Karachi, November 20, 2013 (PPI-OT): Amid strong payouts maintained by FFC in 9MCY13 despite substantial investments made in AKBL and Al-Hamd Foods, a likely gas tariff revision in Jan’14 and a potential reversion of ENGRO’s Enven feedstock gas tariff to US$0.7/mmbtu spell risks to earnings going forward.
According to AKD Securities however, given improved pricing power of local players after a recent uptick in international urea prices and a low likelihood of any revision in Enven’s feedstock rates, in AKD Securities views, AKD Securities retains earnings estimates for FFC and maintain AKD Securities positives outlook. In 4QCY13, AKD Securities expects FFC to post NPAT of PkR5bn (EPS: PkR3.93), bringing cumulative CY13F NPAT to PkR19.9bn (EPS: PkR15.64).
FFC trades at a CY13F P/E of 6.9x and D/Y of 14%, which is substantially above the Bloomberg Global Leaders Fertilizers Index (BBGLF) D/Y of 3.7%. AKD Securities TP of PkR139/share for FFC implies upside potential of 28% from current levels.
Downplaying Risks: Amid strong urea demand in CY13, FFC has witnessed earnings growth of 8%YoY in 9MCY13 and has maintained a payout ratio of 96%, quelling concerns of reduced dividend payments due to investments in AKBL (PkR10.4bn) and Al-Hamd Foods (PkR385.5mn). Going forward, while AKD Securities remains optimistic on continued strong payouts, AKD Securities highlights moderate risk to FFC’s earnings viz gas price rationalization expected in Jan’14 and a potential reversion of ENGRO’s Enven feedstock gas tariff to US$0.7/mmbtu.
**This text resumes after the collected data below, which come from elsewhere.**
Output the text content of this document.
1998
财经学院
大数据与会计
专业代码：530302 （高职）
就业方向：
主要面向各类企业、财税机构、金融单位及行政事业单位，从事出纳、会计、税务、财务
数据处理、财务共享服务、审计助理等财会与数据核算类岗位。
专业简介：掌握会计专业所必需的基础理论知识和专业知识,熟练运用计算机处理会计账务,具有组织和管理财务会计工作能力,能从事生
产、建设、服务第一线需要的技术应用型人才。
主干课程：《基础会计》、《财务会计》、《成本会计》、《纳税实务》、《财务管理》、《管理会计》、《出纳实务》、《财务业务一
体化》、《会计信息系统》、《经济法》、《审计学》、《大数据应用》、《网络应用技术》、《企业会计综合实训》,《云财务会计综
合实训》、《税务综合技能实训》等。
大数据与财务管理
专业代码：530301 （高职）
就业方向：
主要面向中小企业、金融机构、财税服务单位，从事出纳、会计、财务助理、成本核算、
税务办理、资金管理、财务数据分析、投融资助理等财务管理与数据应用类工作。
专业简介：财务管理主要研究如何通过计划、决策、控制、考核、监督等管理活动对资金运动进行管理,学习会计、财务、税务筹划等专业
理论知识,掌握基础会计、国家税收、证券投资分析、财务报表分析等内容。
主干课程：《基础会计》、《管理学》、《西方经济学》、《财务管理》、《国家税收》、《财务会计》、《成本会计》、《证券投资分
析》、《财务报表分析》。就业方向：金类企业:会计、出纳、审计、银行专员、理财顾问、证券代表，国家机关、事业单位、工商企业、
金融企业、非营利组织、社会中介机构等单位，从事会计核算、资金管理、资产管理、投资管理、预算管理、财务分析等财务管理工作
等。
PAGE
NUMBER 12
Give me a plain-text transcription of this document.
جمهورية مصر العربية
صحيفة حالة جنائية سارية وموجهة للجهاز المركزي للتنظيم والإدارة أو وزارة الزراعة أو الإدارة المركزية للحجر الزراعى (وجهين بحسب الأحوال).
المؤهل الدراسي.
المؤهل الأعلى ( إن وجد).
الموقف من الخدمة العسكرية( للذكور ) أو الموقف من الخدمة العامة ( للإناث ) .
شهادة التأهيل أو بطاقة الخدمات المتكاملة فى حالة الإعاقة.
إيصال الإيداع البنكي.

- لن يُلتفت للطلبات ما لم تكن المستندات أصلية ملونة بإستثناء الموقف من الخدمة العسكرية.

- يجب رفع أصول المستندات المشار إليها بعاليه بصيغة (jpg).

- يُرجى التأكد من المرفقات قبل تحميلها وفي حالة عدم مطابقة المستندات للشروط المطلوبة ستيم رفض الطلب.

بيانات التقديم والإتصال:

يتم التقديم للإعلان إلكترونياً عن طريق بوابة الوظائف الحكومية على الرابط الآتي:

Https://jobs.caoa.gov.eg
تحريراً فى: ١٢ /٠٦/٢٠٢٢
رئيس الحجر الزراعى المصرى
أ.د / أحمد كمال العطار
In this regard, every PkR100/mmbtu increase in feedstock gas rate for FFC results in a cost hike of PkR120/bag, where AKD Securities believes a recent uptick in international urea price (current premium to local price has increased to PkR376/bag) provides ample pricing power to local players to pass on the impact. Moreover, while AKD Securities attaches a low likelihood to Enven’s feedstock tariff reversion to US$0.7/mmbtu, a resultant urea price cut by ENGRO by up to PkR153/bag (Enven cost should reduce by PkR270/bag) could wipe off FFC’s CY14F earnings by 27%.
4QCY13 to remain strong: AKD Securities expects FFC to post NPAT of PkR5bn (EPS: PkR3.93) in 4QCY13 lower by 29%YoY largely due to lower dividend income from FFBL. This brings cumulative CY13F NPAT to PkR19.9bn (EPS: PkR15.64), a decline of 5%YoY. That said, FFC’s CY13F D/Y of 14% is still one of the highest in the AKD Universe and considerably above the Bloomberg Global Leaders Fertilizers Index (BBGLF) average D/Y of 3.7%.
Investment Perspective: At current levels, FFC trades at a CY13F P/E of6.9x and provides upside of 28% to AKD Securities TP of PkR139/share. In addition, diversification into other sectors such as commercial banks, food production and wind energy adds gloss to AKD Securities cases. In the near-term, any gas tariff revision to ENGRO’s Enven plant posits the key risk for FFC and AKD Securities awaits any decision by the ECC in this regard.